Ren menatap mata Marika. "Kalau dia cedera parah di tengah pertandingan, sekolah kita yang malu. Reputasi OSIS sebagai pengawas kegiatan klub juga akan kena. Jadi... aku melakukan tindakan preventif. Manajemen risiko."

Marika terdiam. Dia menatap struk itu, lalu menatap Ren.

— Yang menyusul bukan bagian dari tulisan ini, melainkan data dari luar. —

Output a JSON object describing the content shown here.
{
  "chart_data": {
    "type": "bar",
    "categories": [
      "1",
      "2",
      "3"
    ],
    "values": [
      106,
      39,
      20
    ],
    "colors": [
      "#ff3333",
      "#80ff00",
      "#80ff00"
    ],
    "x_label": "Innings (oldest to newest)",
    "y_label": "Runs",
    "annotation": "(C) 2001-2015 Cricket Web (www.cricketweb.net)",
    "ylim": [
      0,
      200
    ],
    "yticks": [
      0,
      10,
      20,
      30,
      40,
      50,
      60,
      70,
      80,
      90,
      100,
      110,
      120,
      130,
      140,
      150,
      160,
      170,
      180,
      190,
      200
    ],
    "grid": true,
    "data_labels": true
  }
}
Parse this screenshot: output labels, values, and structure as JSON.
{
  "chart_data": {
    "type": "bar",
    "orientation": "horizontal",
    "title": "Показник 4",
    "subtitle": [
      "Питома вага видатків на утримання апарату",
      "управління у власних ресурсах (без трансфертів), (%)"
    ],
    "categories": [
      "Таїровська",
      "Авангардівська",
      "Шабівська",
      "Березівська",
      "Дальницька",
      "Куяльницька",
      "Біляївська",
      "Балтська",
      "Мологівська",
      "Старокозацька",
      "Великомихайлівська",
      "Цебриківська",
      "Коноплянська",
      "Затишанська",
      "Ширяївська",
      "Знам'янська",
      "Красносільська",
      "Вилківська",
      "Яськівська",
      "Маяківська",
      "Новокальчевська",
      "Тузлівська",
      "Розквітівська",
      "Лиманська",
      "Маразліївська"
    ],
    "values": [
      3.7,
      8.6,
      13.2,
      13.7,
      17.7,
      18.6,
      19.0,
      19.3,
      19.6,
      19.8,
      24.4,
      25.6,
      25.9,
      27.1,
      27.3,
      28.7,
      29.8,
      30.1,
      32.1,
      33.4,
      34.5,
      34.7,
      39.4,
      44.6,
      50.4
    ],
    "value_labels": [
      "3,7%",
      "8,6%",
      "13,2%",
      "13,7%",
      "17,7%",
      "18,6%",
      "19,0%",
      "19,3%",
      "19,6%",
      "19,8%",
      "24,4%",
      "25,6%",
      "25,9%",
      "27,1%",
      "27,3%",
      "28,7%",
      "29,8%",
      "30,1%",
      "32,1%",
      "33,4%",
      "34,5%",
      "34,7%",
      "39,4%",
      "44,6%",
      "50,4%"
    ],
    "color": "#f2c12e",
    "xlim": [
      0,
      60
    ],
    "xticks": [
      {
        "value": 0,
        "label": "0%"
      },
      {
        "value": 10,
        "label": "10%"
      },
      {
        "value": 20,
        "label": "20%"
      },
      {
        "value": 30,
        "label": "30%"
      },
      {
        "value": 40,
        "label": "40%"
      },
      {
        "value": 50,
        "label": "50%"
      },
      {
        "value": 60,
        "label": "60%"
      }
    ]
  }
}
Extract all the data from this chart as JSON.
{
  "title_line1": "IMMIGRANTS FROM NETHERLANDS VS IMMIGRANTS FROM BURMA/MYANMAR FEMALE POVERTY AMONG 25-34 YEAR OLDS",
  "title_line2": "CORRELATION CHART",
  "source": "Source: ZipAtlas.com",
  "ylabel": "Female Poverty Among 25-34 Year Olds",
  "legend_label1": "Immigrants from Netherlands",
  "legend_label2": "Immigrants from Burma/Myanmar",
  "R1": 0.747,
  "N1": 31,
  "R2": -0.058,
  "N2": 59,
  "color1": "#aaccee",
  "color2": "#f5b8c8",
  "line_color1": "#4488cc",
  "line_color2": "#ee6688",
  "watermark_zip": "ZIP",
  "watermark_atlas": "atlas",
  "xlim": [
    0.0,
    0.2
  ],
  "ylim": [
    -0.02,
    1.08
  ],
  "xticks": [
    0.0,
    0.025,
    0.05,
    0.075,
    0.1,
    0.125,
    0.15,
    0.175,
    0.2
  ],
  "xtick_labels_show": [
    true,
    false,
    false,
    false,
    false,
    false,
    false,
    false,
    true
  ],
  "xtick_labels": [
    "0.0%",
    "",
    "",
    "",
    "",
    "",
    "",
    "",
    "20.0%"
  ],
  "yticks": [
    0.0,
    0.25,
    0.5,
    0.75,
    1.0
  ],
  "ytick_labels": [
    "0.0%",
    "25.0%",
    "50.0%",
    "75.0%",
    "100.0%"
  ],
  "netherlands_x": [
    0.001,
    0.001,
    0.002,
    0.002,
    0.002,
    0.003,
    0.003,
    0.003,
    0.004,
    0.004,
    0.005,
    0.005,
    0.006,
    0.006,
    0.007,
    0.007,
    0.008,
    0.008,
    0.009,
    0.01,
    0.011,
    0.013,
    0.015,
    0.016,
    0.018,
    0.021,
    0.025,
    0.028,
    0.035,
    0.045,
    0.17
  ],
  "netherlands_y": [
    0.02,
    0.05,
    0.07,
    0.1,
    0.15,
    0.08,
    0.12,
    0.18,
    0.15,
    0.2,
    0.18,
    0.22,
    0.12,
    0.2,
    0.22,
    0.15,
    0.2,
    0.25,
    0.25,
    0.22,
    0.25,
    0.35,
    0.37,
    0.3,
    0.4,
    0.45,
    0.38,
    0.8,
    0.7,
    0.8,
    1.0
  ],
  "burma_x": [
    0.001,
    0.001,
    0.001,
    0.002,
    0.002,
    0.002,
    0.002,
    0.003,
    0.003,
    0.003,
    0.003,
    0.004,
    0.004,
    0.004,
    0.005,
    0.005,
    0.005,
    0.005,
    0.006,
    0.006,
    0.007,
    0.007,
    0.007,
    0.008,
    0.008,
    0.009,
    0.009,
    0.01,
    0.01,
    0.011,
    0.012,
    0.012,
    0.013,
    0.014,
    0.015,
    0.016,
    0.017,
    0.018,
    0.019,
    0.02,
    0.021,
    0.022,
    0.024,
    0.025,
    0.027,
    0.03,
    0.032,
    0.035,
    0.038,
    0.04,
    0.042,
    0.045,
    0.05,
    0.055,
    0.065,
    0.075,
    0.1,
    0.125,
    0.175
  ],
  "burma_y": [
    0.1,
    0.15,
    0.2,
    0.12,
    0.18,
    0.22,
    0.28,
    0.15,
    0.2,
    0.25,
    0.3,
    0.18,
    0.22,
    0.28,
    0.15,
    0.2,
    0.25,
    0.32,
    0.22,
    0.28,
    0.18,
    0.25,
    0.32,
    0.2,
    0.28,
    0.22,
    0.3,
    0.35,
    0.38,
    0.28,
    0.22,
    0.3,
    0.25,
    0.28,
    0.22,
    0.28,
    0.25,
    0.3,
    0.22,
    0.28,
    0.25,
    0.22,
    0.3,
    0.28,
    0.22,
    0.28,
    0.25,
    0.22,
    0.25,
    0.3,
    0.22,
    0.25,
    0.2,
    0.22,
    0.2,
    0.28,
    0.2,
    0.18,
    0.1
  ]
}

Logikanya menerima alasan itu. Itu masuk akal. Itu efisien. Itu demi sekolah.

Tapi hatinya masih panas.

"Lalu," suara Marika masih dingin, tapi sedikit goyah. "Laporan tentang... pegangan tangan?"

Ren melirik Sugawara lagi. "Itu... dia maksa mau ke Game Center. Aku nolak. Dia narik, aku nahan. Sugawara-san cuma liat dari angle yang salah. Itu bukan pegangan tangan mesra, itu tarik tambang."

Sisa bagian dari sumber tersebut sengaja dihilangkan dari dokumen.